Bakın yaşadığımız şehir Gaziantep.. Burada Kürt nüfusu hatırı sayılır derecede fazla.. Çoğunluğu şehrimize yerleşmiş, iş güç sahibi olmuş, hatta istihdam sağlamış Kürt vatandaşlar.. Ayrıca çalışmak için buraya göç edenlerin sayısı da hayli fazla.. Bu insanların yüzde 80-90'ının PKK acımasızlığından ve terörizminden rahatsız olduğunu söylememe gerek yok sanırım..  Aralarında elbette PKK sempatizanları ve destekçileri de var bunların.. Ama güvenlik güçlerimiz onlara zaten göz açtırmıyor..Bu şehirde pekala birlikte yaşıyoruz..  Biliyorsunuz, cumartesi ve pazar günü şehrin birçok bölgesinde tepki gösterileri yapıldı..Bunların büyük bir bölümü heyecanlı gençlerden oluşuyordu.. Ama artık onlar da bu işin bilincine varmış olacaklar ki, aşırıya kaçmadılar.. Sadece Kayaönü mahallesinde bir densizin yürüyüş yapanları tahrik etmesinden kaynaklanan tatsız olaylar oldu ama polisin zamanında müdahelesiyle olaylar büyümeden önlendi. İşte burada şunu da belirtmeliyim, şehitler için yürüyüş yapanlar demokratik haklarını kullanıyorlar. Ama onları tahrik edecek girişimde bulunanlar için aynı ifadeyi kullanamayacağım.. Ayrıca belirtmekte yarar görüyorum; MHP'nin Genel Başkanı Sayın Devlet Bahçeli'nin tutarlı politikasının rolü elbette büyük.. Mutlaka tepkisiz kalmayacağız, mutlaka tepkimizi göstereceğiz.. Ama bunların hepsinin de ülkeyi yönetenlere bir yol haritası olması gerektiğini düşünüyorum.. İşte orada biraz endişem var..Çünkü ülkeyi yönetenler davranışlarıyla, konuşmalarıyla adeta yangına körükle gidiyorlar.. Oysa Gaziantep bunu başarmış gibi..
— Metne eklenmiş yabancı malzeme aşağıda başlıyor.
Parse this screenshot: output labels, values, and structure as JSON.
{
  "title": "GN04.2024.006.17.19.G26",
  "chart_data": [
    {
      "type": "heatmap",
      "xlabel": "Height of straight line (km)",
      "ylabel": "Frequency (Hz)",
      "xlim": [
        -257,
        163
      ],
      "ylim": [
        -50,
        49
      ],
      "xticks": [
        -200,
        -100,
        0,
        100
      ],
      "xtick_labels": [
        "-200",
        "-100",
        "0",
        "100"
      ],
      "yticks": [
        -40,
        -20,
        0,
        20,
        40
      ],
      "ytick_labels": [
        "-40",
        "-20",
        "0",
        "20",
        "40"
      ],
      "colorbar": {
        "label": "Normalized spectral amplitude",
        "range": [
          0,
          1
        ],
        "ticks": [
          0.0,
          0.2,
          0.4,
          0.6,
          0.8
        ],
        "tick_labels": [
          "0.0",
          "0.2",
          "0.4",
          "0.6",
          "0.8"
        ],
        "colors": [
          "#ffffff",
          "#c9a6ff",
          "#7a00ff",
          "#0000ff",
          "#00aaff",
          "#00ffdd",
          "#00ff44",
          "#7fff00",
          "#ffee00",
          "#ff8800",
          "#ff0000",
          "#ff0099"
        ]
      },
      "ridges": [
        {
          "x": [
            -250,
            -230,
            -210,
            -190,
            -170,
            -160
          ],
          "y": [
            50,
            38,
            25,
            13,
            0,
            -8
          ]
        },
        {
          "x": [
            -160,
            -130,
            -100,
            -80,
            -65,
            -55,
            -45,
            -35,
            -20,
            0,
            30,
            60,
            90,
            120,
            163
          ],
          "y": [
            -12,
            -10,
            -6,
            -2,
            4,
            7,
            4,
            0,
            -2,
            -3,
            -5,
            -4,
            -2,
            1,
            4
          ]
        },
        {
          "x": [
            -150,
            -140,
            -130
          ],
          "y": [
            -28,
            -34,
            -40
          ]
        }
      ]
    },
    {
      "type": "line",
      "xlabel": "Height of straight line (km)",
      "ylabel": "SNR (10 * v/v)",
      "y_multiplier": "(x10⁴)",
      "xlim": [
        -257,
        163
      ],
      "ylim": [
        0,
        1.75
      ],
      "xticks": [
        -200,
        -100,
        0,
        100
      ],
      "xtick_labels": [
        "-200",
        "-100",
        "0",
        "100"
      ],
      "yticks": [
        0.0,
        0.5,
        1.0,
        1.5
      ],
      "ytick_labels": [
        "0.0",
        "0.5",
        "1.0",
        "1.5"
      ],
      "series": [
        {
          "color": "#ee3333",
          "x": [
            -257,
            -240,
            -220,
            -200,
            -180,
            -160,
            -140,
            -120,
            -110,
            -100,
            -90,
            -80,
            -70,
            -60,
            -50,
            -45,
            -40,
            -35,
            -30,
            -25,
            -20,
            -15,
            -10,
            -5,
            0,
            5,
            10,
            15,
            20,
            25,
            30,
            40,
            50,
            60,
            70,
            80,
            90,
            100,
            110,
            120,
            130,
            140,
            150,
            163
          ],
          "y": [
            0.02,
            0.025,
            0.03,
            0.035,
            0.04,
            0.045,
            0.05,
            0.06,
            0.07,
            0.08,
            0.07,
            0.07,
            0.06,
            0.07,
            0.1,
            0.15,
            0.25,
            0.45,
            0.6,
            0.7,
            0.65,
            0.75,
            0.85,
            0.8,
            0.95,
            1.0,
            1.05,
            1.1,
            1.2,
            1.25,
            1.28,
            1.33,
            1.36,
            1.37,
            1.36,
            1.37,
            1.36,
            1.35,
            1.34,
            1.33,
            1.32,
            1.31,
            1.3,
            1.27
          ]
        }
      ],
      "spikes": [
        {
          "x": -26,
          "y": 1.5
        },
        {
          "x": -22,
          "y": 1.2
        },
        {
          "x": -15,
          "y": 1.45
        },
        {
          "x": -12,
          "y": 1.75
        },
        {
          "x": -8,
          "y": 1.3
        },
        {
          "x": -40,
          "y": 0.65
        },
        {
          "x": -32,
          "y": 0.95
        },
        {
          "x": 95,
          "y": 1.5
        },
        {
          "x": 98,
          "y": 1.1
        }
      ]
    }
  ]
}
YİRMİLİ YAŞLARDA KURULAN HAYALLER BUNLAR MI OLMALI

O zaman Gaziantep örneğini Türkiye geneline niye çekmeyelim.. Niye akan kanları durdurmak için harekete geçmeyelim.. Niye siyasetçilerimiz bu yolu denemezler, yıllardır bir türlü anlamış değilim.. Düsünüyorum, bakıyorum "kim niçin öldü, kimler ne için öldürdü?"diyorum kendi kendime.. Ama mutlaka birseyler yapabilmeliyiz. Çözümler üretebilmeli, karanlıktan çıkabilmeliliyiz.. Düsünün, bizler, yirmili yaşlarımızın başlarında, ne cok hayaller kurardık.. Hayat, ne kadar güzel bir yoldu önümüze uzanan.. Şimdi ise "neden?" diye soruyoruz. "Neden yaşamak yerine ölmek?" diyoruz, maalesef  kimseden cevap alamıyoruz.. Biliyoruz ki, herşey 24 askerimizin şehit edilmesiyle son bulmayacak.. Bundan sonra yine şehitlerimize ağlayacağız.. Yine gözyaşı dökeceğiz.. Ama bu ne kadar sürecek, işte hepimizi asıl düşündüren bu..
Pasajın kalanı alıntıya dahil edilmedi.